A variety of synthetic data generation methods have been developed across a wide range of domains [11]. Anyone with access to the internet has free access to AI applications to generate synthetic patients and research that can be simulated with models for disease progression and standards of healthcare, and to construct research manuscripts, abstracts, and letters to the editor. Synthetic healthcare data has the potential to speed up medical innovation. In this setting, AI methods may offer benefits to journals, publishers, readers, and patients. However, AI applications cannot be listed as authors, and AI methods must be described in detail in the Methods section [13].

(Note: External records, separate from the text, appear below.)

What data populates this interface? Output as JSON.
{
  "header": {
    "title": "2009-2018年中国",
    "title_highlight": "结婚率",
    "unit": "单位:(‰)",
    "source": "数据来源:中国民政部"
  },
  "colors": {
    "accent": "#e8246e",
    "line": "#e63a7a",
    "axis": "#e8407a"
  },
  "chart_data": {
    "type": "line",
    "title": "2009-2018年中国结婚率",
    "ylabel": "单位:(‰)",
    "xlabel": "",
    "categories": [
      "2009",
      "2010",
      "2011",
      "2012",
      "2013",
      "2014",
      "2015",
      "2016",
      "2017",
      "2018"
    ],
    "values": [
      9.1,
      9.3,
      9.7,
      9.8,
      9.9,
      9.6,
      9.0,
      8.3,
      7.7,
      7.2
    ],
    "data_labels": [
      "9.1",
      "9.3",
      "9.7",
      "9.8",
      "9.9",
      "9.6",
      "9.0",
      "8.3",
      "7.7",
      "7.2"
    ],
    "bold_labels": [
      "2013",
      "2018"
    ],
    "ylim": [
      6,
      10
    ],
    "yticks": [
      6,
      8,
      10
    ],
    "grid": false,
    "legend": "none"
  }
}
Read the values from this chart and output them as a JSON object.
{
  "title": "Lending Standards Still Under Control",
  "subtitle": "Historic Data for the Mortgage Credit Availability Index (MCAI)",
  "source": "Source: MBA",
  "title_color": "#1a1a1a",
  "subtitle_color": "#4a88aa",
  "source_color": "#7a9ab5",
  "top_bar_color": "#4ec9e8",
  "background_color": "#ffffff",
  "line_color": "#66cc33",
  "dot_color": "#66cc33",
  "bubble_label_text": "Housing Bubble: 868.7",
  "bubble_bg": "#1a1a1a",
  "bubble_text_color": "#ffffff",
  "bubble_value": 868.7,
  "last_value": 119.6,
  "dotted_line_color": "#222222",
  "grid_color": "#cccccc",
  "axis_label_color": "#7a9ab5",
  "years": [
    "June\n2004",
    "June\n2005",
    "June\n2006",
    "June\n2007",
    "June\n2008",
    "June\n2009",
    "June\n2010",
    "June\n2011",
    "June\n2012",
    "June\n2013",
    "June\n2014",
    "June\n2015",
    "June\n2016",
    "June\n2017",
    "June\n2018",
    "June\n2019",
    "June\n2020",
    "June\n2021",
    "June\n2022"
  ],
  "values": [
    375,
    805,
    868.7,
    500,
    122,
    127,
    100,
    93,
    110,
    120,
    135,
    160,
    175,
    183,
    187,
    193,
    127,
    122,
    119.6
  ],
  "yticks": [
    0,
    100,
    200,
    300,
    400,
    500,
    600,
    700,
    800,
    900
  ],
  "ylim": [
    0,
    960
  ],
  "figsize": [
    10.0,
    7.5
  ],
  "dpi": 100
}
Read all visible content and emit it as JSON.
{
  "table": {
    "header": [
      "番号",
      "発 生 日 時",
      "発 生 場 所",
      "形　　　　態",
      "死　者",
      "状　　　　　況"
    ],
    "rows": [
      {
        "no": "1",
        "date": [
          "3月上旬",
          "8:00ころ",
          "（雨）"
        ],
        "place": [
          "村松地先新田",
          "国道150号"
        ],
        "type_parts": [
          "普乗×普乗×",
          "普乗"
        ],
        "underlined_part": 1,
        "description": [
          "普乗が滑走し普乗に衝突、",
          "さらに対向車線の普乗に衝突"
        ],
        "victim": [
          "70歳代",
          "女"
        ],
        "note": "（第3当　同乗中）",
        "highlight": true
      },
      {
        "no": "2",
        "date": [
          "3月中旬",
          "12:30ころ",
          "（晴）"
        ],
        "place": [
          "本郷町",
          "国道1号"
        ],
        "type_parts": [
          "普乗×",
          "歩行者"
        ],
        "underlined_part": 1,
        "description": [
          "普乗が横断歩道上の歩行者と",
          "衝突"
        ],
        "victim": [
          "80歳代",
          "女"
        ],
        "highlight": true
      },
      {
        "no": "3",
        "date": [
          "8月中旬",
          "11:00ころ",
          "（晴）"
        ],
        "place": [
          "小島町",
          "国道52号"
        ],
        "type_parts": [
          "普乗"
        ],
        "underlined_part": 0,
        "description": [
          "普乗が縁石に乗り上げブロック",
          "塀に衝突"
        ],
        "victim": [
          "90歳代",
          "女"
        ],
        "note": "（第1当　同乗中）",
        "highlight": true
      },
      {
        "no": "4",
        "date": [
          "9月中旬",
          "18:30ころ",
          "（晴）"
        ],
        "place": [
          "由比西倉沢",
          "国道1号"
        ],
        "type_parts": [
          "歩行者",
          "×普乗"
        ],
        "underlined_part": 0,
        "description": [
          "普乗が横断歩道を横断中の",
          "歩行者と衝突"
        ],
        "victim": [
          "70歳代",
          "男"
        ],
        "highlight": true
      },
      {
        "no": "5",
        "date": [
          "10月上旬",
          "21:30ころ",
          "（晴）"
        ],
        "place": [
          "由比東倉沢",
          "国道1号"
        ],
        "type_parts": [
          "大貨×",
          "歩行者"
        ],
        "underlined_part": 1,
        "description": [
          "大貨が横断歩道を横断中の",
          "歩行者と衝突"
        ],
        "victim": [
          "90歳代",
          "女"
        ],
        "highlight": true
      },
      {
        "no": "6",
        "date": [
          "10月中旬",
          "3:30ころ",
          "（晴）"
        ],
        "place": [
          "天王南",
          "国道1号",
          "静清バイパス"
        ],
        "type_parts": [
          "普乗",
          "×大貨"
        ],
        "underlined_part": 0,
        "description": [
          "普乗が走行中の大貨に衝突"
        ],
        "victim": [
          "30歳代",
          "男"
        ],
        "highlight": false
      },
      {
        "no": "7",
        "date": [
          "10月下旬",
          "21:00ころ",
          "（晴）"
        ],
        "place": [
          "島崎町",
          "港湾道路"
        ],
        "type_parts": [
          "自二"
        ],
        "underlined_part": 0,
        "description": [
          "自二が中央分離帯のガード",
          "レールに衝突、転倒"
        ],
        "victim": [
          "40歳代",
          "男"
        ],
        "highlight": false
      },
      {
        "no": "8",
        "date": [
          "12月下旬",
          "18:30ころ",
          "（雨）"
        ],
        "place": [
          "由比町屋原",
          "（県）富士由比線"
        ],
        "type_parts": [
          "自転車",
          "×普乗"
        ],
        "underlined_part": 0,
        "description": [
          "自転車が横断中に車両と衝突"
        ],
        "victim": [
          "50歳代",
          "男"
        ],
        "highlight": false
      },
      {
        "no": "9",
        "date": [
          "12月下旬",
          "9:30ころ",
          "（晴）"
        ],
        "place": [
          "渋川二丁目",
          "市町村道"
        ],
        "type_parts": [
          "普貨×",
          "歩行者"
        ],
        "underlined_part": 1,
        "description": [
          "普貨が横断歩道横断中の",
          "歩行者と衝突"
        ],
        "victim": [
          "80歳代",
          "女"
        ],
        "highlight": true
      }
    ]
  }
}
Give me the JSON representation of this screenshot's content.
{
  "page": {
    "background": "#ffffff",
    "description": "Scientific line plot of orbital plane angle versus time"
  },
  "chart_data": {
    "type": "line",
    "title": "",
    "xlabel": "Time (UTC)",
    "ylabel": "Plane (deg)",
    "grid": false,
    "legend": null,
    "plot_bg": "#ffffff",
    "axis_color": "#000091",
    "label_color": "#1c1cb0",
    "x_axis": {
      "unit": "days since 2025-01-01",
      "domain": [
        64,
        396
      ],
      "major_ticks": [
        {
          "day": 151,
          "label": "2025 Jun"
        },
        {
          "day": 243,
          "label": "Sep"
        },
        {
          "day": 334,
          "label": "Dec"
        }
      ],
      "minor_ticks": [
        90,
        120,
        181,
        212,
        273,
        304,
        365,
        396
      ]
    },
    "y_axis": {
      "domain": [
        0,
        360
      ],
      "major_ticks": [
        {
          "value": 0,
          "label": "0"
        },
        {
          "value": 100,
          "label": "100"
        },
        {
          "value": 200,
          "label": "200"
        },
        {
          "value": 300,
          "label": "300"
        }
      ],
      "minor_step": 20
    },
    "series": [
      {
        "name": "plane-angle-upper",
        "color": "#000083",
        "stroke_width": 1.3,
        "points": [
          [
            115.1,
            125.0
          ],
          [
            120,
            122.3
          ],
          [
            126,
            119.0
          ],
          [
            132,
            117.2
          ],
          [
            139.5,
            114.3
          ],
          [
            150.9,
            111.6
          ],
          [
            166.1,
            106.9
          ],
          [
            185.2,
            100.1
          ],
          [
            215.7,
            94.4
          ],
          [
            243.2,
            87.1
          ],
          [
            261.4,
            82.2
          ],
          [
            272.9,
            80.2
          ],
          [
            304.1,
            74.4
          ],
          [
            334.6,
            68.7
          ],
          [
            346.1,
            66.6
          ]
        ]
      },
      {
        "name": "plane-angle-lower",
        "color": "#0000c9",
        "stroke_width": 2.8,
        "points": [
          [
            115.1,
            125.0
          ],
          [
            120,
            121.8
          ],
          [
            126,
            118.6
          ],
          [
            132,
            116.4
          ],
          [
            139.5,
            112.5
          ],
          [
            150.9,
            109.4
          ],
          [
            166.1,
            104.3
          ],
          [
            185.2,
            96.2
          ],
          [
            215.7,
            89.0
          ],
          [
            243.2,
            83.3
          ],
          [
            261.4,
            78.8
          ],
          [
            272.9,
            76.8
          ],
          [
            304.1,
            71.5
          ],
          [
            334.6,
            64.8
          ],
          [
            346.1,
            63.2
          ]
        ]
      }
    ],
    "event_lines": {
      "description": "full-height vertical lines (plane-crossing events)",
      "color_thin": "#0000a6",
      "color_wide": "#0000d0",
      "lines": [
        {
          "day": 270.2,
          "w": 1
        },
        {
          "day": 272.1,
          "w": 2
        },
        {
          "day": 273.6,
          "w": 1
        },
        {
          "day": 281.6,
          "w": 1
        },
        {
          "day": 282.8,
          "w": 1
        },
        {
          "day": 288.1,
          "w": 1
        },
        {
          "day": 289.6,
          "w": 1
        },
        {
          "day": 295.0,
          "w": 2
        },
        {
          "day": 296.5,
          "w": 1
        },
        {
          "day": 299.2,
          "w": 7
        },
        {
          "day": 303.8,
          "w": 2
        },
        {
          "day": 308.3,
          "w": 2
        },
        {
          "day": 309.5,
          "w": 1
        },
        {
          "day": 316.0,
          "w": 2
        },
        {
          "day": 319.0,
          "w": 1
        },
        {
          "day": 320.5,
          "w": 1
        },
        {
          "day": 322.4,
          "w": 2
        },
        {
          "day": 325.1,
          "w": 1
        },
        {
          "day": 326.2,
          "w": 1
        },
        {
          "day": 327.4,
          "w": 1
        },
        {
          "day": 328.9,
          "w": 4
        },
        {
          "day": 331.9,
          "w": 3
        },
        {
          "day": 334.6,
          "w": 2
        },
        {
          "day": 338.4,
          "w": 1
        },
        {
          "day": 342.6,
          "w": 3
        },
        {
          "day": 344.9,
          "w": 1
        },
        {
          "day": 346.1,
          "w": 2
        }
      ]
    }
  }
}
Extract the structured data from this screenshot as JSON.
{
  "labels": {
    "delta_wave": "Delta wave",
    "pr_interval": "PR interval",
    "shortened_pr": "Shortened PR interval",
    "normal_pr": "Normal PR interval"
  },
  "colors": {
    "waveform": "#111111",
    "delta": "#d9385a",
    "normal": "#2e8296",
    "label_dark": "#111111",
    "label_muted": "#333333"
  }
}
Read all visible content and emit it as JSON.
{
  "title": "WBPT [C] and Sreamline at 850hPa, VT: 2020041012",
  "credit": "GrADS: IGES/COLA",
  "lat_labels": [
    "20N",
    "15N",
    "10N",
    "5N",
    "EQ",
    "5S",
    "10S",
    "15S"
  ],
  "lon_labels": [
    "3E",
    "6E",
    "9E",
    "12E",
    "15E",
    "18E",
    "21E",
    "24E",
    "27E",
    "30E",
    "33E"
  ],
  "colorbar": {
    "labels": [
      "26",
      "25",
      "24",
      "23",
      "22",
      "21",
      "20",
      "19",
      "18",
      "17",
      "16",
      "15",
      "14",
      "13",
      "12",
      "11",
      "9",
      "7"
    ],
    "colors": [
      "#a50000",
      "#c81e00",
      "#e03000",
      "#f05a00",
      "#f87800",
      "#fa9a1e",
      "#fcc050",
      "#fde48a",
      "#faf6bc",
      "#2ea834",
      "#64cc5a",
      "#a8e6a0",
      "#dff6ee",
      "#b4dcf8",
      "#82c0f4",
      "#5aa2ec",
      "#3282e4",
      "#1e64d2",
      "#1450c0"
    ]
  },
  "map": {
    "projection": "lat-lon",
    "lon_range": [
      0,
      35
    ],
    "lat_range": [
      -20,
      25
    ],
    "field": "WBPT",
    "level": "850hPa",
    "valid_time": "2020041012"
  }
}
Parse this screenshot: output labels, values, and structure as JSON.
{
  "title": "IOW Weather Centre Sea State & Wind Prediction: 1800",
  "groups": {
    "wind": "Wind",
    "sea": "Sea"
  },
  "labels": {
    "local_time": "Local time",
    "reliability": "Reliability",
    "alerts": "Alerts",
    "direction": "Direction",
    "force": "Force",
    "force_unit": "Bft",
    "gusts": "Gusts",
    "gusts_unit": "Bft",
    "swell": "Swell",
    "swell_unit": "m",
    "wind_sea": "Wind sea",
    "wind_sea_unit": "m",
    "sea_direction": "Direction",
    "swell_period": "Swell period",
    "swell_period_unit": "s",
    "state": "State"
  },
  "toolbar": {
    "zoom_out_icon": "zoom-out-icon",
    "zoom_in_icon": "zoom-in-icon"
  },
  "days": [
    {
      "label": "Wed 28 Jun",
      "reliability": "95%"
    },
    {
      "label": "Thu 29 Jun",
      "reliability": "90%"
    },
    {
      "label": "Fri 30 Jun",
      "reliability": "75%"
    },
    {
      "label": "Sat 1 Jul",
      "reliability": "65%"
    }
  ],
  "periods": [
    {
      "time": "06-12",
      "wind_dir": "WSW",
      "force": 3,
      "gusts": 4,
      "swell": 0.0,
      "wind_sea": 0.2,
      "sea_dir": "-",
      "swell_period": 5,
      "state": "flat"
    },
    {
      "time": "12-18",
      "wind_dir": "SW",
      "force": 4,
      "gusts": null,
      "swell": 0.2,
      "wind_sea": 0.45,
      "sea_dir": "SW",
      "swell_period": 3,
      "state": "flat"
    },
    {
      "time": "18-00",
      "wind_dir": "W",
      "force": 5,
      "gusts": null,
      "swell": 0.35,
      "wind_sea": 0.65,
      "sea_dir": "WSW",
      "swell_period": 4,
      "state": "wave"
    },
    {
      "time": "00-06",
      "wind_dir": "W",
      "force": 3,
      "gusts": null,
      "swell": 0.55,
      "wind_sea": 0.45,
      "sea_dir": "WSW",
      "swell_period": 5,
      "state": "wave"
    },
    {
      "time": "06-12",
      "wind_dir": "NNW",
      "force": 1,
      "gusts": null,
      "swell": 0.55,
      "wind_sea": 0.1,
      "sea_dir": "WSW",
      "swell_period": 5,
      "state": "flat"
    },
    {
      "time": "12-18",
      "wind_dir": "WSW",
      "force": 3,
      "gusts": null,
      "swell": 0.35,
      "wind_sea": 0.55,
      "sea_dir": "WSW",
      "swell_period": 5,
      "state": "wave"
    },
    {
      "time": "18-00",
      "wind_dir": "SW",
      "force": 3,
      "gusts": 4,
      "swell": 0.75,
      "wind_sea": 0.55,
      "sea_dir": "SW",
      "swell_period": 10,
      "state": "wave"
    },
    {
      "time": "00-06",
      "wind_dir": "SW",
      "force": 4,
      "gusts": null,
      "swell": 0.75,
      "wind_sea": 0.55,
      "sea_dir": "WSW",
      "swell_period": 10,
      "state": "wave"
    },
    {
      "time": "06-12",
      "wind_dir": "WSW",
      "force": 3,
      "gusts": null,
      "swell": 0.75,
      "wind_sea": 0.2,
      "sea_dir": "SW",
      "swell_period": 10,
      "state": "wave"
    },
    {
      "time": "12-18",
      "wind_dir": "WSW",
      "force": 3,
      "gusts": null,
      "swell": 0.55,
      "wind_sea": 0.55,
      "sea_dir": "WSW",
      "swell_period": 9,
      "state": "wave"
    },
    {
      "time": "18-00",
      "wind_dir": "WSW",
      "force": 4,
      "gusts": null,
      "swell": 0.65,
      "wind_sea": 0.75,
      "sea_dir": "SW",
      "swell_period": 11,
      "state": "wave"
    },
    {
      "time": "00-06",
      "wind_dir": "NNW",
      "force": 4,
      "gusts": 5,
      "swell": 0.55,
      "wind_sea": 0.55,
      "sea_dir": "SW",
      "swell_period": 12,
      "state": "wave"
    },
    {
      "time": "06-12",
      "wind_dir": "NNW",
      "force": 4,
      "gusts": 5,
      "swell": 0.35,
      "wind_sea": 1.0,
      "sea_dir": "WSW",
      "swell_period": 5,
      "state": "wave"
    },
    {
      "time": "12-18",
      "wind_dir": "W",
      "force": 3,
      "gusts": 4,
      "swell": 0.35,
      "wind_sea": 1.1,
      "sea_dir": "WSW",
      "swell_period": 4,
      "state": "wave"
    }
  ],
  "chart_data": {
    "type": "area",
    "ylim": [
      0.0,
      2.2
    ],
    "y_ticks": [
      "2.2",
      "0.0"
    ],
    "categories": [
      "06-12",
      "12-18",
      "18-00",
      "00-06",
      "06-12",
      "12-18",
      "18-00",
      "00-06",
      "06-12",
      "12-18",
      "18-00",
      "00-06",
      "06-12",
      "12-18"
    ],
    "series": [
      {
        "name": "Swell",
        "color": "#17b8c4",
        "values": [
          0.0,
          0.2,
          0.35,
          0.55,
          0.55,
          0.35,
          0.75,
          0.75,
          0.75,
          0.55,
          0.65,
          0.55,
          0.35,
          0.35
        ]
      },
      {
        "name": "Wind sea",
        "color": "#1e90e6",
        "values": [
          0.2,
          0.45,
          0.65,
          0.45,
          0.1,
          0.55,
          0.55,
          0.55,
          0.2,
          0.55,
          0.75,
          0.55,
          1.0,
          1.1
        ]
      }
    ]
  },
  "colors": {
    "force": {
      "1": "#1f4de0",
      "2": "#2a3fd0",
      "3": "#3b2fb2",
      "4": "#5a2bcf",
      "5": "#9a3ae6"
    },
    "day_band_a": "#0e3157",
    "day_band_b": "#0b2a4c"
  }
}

At International Orthopaedics, we aim to publish quality research, and we encourage novel methods to conduct research provided that they are clearly described and detailed explained in the methods section of the respective studies. We concur for the necessity of large healthcare data for evidence-based medicine, and we are alert for the protection of patients’ data privacy and identifier issues. Definitely, AI methods cannot be listed as authors in papers [13], but synthetic patients can be used as materials in studies. We expect that in the near future, the use and analysis of synthetic data will advance research by bypassing the inherent limitations of traditional methods and reducing the barriers to data sharing. The use of artificial intelligence to generate publishable material may become common; however, not mentioning it in the material and methods section is a potential fraud that authors and editors should know and avoid.